[Из воспоминаний Натальи Слепян, сестры Владимира Слепяна: ] В Минздраве [родственница] получила направление на Урал, кажется, в Свердловск. Она уговорила маму, что для всех будет лучше, если она возьмёт и Володю. Маме эвакуироваться было не с кем: она нигде не работала. Очень быстро [родственница] поняла, что с 4-мя детьми она не справляется, отдала Володю в детдом, откуда он и бежал. После скитаний попал в колхоз, где его приютили. И вдруг в один прекрасный день прочёл в газете, что его ищут через Всесоюзный розыск. Испугавшись, что снова вернут в детдом, сбежал из колхоза и начал добираться домой. Несколько раз попадал в милицию (отлавливали бездомников), сбегал и оттуда. И однажды на каком-то вокзале залез в поезд, идущий в противоположную сторону, и оказался в Сибири… Обратно брат добирался около полутора лет. Самым тяжёлым был участок на подъезде к Москве. В те времена в Москву пропускали только по особому разрешению. Тут Володе помог офицер, ехавший в Москву. Когда появлялся контролёр, офицер прикрывал Володю, залезшего под лавку, ногами и полами своей шинели. Так и довез его до Москвы. День его возвращения хорошо помню.

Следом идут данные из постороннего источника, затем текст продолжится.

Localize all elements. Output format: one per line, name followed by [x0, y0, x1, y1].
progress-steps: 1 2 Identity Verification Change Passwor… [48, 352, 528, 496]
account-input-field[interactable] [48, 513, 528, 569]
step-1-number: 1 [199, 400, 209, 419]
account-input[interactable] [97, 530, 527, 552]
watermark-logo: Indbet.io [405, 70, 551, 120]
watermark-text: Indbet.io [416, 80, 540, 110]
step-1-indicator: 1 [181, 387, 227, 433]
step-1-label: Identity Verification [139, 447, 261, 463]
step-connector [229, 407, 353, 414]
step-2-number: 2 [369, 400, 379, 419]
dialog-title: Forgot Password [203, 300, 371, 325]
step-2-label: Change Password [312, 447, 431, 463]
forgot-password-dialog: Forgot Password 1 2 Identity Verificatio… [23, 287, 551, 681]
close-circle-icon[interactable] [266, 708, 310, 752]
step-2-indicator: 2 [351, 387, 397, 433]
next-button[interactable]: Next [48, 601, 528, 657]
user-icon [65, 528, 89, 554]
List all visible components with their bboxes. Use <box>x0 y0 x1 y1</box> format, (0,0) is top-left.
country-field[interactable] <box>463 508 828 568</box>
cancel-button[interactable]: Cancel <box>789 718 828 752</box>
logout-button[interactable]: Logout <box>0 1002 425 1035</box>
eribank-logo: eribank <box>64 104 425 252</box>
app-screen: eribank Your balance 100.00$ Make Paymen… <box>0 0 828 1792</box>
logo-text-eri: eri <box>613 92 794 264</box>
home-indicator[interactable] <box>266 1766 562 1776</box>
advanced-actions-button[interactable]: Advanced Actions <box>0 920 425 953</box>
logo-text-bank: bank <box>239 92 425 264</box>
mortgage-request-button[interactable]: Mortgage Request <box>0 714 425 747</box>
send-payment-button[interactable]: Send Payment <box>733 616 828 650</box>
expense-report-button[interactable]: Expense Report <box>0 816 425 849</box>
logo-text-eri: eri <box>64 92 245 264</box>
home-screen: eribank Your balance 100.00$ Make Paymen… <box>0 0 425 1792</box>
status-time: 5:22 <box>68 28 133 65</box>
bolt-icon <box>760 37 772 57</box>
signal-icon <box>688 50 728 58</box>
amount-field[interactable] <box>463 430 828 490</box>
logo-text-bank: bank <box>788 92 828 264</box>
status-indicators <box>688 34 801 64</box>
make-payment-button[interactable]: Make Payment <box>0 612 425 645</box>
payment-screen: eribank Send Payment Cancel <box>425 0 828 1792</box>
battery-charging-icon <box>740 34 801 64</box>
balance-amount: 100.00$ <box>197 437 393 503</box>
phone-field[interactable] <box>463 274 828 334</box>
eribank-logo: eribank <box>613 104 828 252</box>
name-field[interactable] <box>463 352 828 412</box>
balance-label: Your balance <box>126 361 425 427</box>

Наталья Слепян, 2,5 года, и Владимир Слепян, 10 лет. Лето 1940
Владимир Слепян в Московской средней художественной школе (крайний слева в первом ряду на обеих фотографиях). Около 1947–1949
Это, может быть, весна 43-го. После обеда, сумерки, я гуляю одна, детей нет. У меня совок или небольшая лопатка. Сплошные лужи. По асфальтовой дорожке, проходящей вдоль трёх подъездов нашего корпуса, идёт сосед Виктор Сорокин, сын профессора Сорокина, арестованного в одну ночь с моим отцом. Он ведёт за руку мальчишку, одетого в женские нижние голубые штаны с резинкой под коленом и тёмную полосатую кофту, трудно понять мужскую или женскую. Сорокин спрашивает меня, дома ли мама и, почти не отрываясь от строительства, я говорю: да. И тут же принимаюсь за работу дальше. И в этот момент я соображаю, что мальчишка, которого вёл Сорокин, мой брат. Я бросаю свою стройку и бегу домой.

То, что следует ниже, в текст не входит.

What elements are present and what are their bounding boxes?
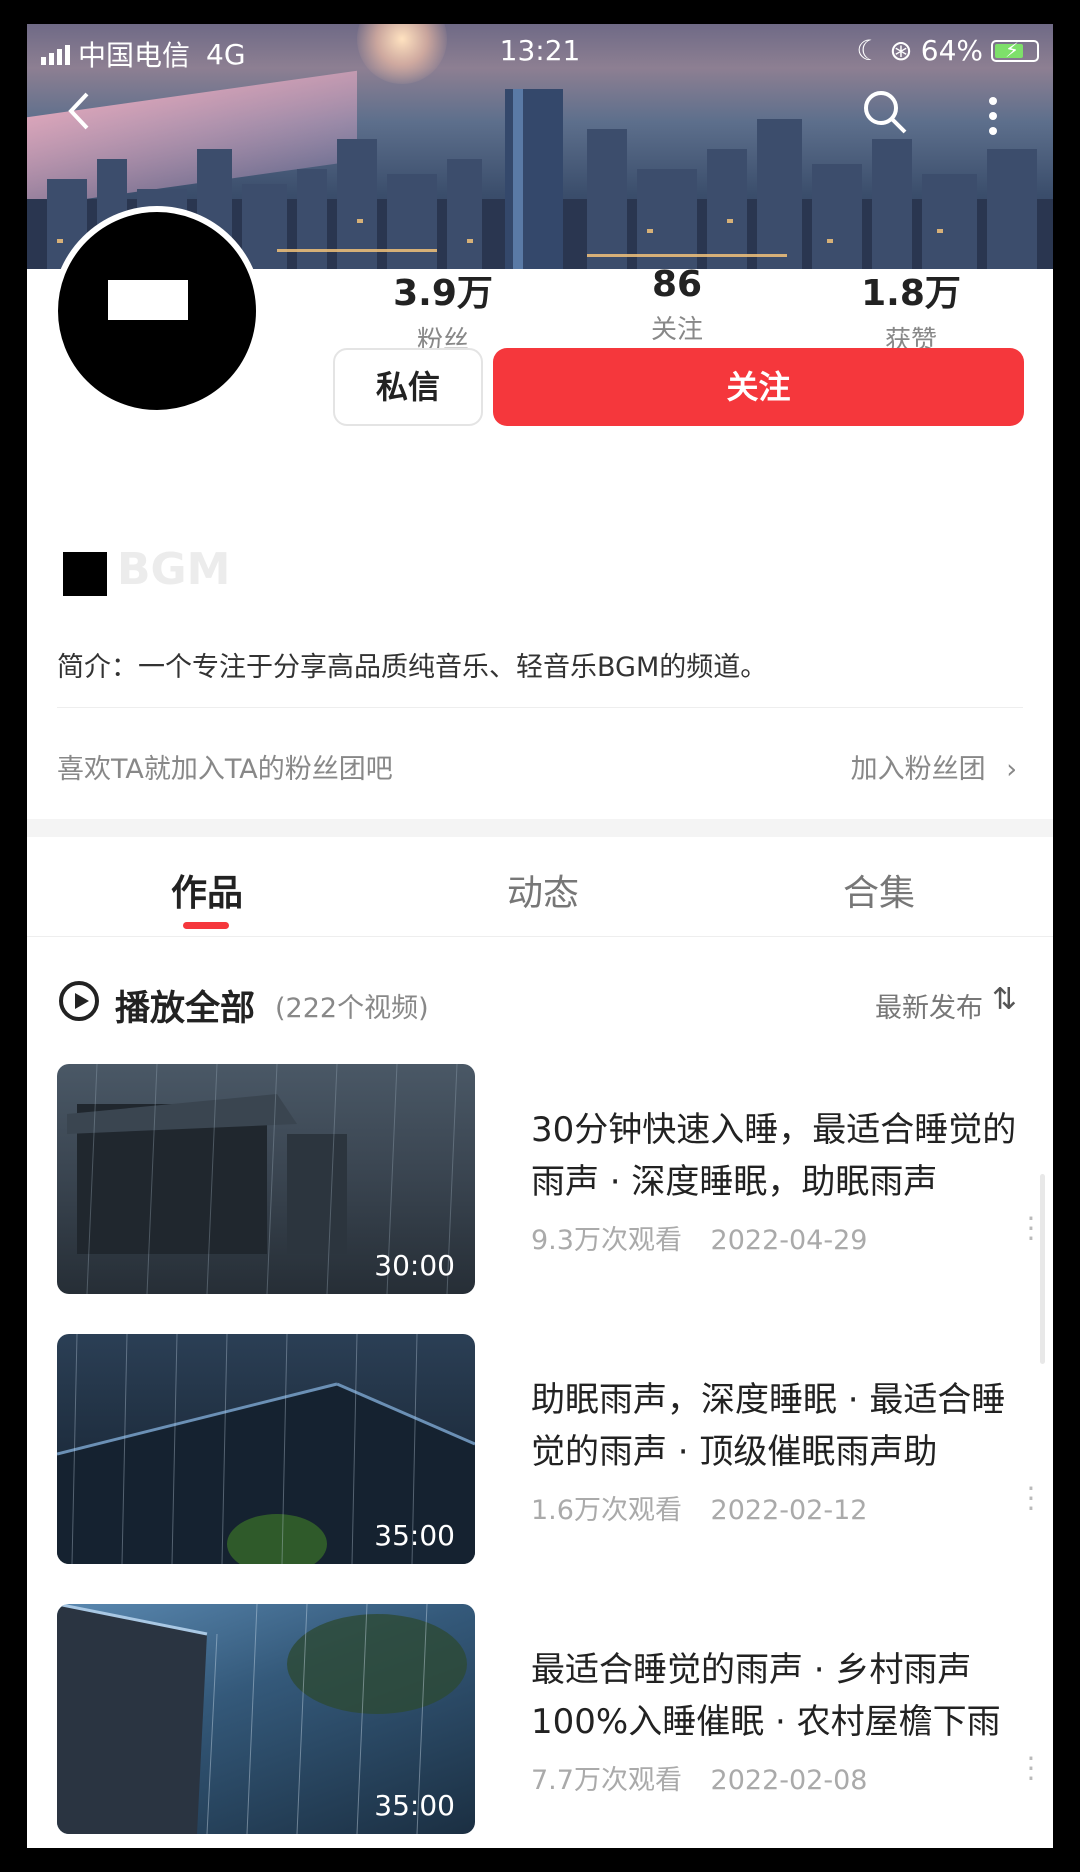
profile-intro: 简介：一个专注于分享高品质纯音乐、轻音乐BGM的频道。 bbox=[57, 652, 768, 683]
back-arrow-icon[interactable] bbox=[61, 86, 97, 140]
avatar[interactable] bbox=[52, 206, 262, 416]
video-thumbnail[interactable]: 30:00 bbox=[57, 1064, 475, 1294]
stat-label: 关注 bbox=[650, 315, 703, 345]
stat-followers[interactable]: 3.9万 粉丝 bbox=[363, 264, 523, 357]
video-title[interactable]: 最适合睡觉的雨声 · 乡村雨声100%入睡催眠 · 农村屋檐下雨 bbox=[531, 1644, 1031, 1748]
message-button[interactable]: 私信 bbox=[333, 348, 483, 426]
divider bbox=[27, 936, 1053, 937]
list-item[interactable]: 35:00 最适合睡觉的雨声 · 乡村雨声100%入睡催眠 · 农村屋檐下雨 7… bbox=[57, 1604, 1053, 1834]
more-vertical-icon[interactable]: · · · bbox=[1025, 1745, 1037, 1793]
fans-club-prompt: 喜欢TA就加入TA的粉丝团吧 bbox=[57, 754, 393, 785]
video-thumbnail[interactable]: 35:00 bbox=[57, 1604, 475, 1834]
stat-value: 86 bbox=[651, 264, 703, 305]
video-date: 2022-02-08 bbox=[710, 1765, 868, 1796]
battery-percent: 64% bbox=[920, 34, 983, 67]
video-title[interactable]: 30分钟快速入睡，最适合睡觉的雨声 · 深度睡眠，助眠雨声 bbox=[531, 1104, 1031, 1208]
list-item[interactable]: 35:00 助眠雨声，深度睡眠 · 最适合睡觉的雨声 · 顶级催眠雨声助 1.6… bbox=[57, 1334, 1053, 1564]
battery-icon: ⚡ bbox=[991, 38, 1039, 62]
sort-icon[interactable]: ⇅ bbox=[992, 982, 1017, 1017]
divider bbox=[57, 707, 1023, 708]
video-duration: 35:00 bbox=[374, 1519, 455, 1552]
video-title[interactable]: 助眠雨声，深度睡眠 · 最适合睡觉的雨声 · 顶级催眠雨声助 bbox=[531, 1374, 1031, 1478]
video-meta: 9.3万次观看 2022-04-29 bbox=[531, 1218, 867, 1257]
tab-collections[interactable]: 合集 bbox=[779, 864, 979, 916]
tab-activity[interactable]: 动态 bbox=[443, 864, 643, 916]
video-date: 2022-04-29 bbox=[710, 1225, 868, 1256]
chevron-right-icon: › bbox=[1006, 754, 1017, 785]
join-fans-club-label: 加入粉丝团 bbox=[850, 754, 986, 785]
profile-name-redacted bbox=[63, 552, 107, 596]
stat-following[interactable]: 86 关注 bbox=[597, 264, 757, 346]
stat-likes[interactable]: 1.8万 获赞 bbox=[831, 264, 991, 357]
play-all-button[interactable]: 播放全部 bbox=[115, 980, 255, 1031]
profile-name: BGM bbox=[117, 544, 231, 595]
video-thumbnail[interactable]: 35:00 bbox=[57, 1334, 475, 1564]
list-item[interactable]: 30:00 30分钟快速入睡，最适合睡觉的雨声 · 深度睡眠，助眠雨声 9.3万… bbox=[57, 1064, 1053, 1294]
more-vertical-icon[interactable]: · · · bbox=[1025, 1205, 1037, 1253]
tab-works[interactable]: 作品 bbox=[107, 864, 307, 916]
section-gap bbox=[27, 819, 1053, 837]
video-views: 7.7万次观看 bbox=[531, 1765, 682, 1796]
app-screen: 中国电信 4G 13:21 ☾ ⊛ 64% ⚡ 3.9万 粉丝 86 关注 1.… bbox=[27, 24, 1053, 1848]
video-meta: 7.7万次观看 2022-02-08 bbox=[531, 1758, 867, 1797]
stat-value: 1.8万 bbox=[861, 273, 961, 314]
search-icon[interactable] bbox=[861, 88, 909, 140]
video-views: 9.3万次观看 bbox=[531, 1225, 682, 1256]
video-duration: 35:00 bbox=[374, 1789, 455, 1822]
video-count: (222个视频) bbox=[275, 993, 429, 1024]
play-circle-icon[interactable] bbox=[59, 981, 99, 1021]
more-vertical-icon[interactable]: · · · bbox=[1025, 1475, 1037, 1523]
status-bar: 中国电信 4G 13:21 ☾ ⊛ 64% ⚡ bbox=[27, 32, 1053, 72]
join-fans-club-link[interactable]: 加入粉丝团 › bbox=[851, 747, 1017, 786]
video-views: 1.6万次观看 bbox=[531, 1495, 682, 1526]
video-duration: 30:00 bbox=[374, 1249, 455, 1282]
video-meta: 1.6万次观看 2022-02-12 bbox=[531, 1488, 867, 1527]
stat-value: 3.9万 bbox=[393, 273, 493, 314]
tab-active-indicator bbox=[183, 922, 229, 929]
more-vertical-icon[interactable] bbox=[987, 96, 999, 140]
sort-dropdown[interactable]: 最新发布 bbox=[875, 986, 983, 1025]
rotation-lock-icon: ⊛ bbox=[889, 34, 913, 67]
follow-button[interactable]: 关注 bbox=[493, 348, 1024, 426]
scrollbar[interactable] bbox=[1040, 1174, 1045, 1364]
moon-icon: ☾ bbox=[856, 34, 882, 67]
video-date: 2022-02-12 bbox=[710, 1495, 868, 1526]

В последующие дни, когда немногочисленные не эвакуировавшиеся соседи приходят к нам послушать рассказ Володи, я сижу у него на коленях, обняв за шею, и реву. Когда меня спрашивают плачу ли я от того, что мне жалко Володю, я отвечаю: «Нет, мне просто страшно».
Таким образом, все детские годы Владимира Слепяна заполнены передвижением – сначала лёгким и благополучным, «райским», затем – опасным, инфернальным. Московская квартира на Трубной, в войну превращённая в коммунальную, – точка пересечения этих пространств.